For me, one of the greatest challenges of having small children has been the sheer amount of damage they have done to our property and possessions. Based on experience and conversations I've had with other mothers, I think I've had to contend with this hardship more than most. But perhaps more than most, also, these are sweet, loving, happy, and good natured children. It hasn't been malicious or even wild behavior that caused the destruction, but simple carelessness and curiosity (think Curious George… suds, warped bike, loose swine and all! Ok, now multiply by five). Five times the innocent cuteness. Five times the destruction. Aye… aye… aye!

We have various motivational systems and teaching methods to help the boys develop better habits and the older they get the less of a problem this becomes, but we can't reasonably expect it all to change over night. This is a process — a long process — toward responsible and careful behavior, and we have come a long way already.

In the meantime, I've had to learn to cope with the constant and repeated casualties. Just how many times will we repair the banister at the top of the stairs only to see it broken again? The answer, my friend, is blowing in the wind.

And just how should I feel when my things are broken, fixed, and then broken again? Desperate, angry, apathetic? None of these seem right. I have a tendency toward the desperate, and so at first I taught myself to look the other way…

From ashes were ye made and to ashes ye shall return.

You can't take it with you.

Build up your treasure in heaven.

 I learned a certain detachment from material goods that I'd have never thought possible. It really pulled me away from seeing my worth in what I had to display. It was humbling and good… to a certain point.

Soon, however, I began to suspect that my "detachment" from material goods had degenerated into a kind of stoic hardness that refused to acknowledge the goodness of material possessions.

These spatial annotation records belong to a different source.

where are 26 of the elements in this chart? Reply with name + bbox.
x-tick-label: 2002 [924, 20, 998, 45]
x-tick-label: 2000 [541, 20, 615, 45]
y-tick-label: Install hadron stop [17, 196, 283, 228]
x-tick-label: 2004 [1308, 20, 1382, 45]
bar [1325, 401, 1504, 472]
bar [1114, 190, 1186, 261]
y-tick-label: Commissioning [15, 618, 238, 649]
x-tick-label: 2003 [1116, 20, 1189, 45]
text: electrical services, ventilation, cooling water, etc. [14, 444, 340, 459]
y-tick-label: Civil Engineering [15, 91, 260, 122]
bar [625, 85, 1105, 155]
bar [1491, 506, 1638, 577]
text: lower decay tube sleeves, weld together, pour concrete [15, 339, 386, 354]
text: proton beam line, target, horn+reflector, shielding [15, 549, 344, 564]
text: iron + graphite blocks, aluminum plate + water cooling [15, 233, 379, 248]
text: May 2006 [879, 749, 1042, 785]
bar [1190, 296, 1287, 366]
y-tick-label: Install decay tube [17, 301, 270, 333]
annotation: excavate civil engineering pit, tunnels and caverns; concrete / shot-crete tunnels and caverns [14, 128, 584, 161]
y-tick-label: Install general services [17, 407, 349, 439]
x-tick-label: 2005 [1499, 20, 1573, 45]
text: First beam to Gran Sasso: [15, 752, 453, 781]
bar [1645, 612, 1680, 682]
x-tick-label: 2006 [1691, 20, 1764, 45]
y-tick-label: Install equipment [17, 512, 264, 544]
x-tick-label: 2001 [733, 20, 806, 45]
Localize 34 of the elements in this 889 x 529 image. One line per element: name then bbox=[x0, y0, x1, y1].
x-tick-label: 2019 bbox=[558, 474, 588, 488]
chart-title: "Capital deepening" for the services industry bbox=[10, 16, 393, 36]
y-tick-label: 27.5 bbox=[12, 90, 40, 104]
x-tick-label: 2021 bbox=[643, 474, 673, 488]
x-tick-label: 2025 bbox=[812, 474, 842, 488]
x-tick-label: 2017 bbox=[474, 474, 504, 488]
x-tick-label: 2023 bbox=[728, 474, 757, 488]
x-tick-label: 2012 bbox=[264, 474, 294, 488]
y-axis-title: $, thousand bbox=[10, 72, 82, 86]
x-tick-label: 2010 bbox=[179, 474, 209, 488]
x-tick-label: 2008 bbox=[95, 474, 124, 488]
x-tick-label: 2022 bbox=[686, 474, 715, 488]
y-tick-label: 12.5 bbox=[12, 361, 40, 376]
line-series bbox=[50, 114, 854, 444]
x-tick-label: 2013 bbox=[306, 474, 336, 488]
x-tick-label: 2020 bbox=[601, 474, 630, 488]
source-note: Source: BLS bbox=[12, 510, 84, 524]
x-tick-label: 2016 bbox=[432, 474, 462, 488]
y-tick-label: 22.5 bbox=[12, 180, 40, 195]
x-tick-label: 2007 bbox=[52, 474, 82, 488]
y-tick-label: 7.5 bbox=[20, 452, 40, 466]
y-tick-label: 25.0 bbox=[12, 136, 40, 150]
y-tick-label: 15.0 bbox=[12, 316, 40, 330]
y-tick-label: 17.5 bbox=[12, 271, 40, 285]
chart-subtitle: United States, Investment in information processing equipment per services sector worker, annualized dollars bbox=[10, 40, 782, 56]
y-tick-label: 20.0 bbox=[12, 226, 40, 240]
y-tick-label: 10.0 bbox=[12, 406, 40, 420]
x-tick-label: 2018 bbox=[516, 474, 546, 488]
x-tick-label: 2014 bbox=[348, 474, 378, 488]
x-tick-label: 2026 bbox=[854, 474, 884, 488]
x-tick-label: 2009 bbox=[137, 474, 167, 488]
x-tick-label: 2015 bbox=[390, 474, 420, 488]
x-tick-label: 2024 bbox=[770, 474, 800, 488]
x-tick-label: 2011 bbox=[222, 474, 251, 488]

I refused to invest myself in them, even in a healthy manner, for fear of the heartbreak at the inevitable loss of them.

I realized my hardness one day when I found an earring behind the couch. It was an earring that I had treasured because I had worn it on the day that I was betrothed long, long ago in a Spanish-style chapel far, far away. It was a worthless earring from a monetary perspective. It wasn't real gold and the diamonds were not real either. I had treasured them anyway, keeping them in a special box with a copy of the betrothal invitation and the music program because they had hung from my ears when I had heard the binding promise of a life-long love. Then suddenly there it was, behind the couch — warped and missing some of its fake diamonds — and I vacuumed it up. SSsccchlllurrrp… So what? It wasn't worth anything… at all… at all.

Then I sat on the couch remembering the dress I had worn that day and the shorter style of my hair then. I remembered the soloist chanting, "Uxor tua sicut vitis fructifera…" (Thy wife as a fruitful vine…) and the way his voice filled the tiny chapel. I remembered the cool stone floor, stucco walls and sweet musty smell that hung in the air. It was to this same chapel that my betrothed and I had come many evenings and prayed a rosary together and walked the grounds around the hacienda with its ponds and patios and citrus trees. It was on the way to this chapel one evening when the air was thick with the sweet perfume of orange blossoms, that he first told me he wanted me to be his wife. I remembered his earnest face, "Come with me… Come… " "Huh?" I replied becoming aware again of the vacuum hose in my hand.

How could I be so cruel to memory just because it hurt too much to care? I needed to care, I realized, and to grieve in measure.

And as the boys get older and some of our motivational work starts to pay off, I can step back a little and see benefit to having learned to deal with broken things around the house. It has helped me to know how to approach a similar problem in my soul. You see, much is broken in there as well and breaks again every day — often the same things in the same way — again and again and again. How should I feel about this? Desperate, angry, apathetic? None of these seem right. It seems I need not be surprised when I fail, despite my best intentions, and a certain collected response to the smaller, repeated failings common to my state of life is required if I am to keep fighting the good fight. But I should also guard against apathy and hardness of heart. I should still grieve and take my broken self to the confessional often because there, unlike material goods, my sorrow and the sacrament really do heal and restore to me what had been broken.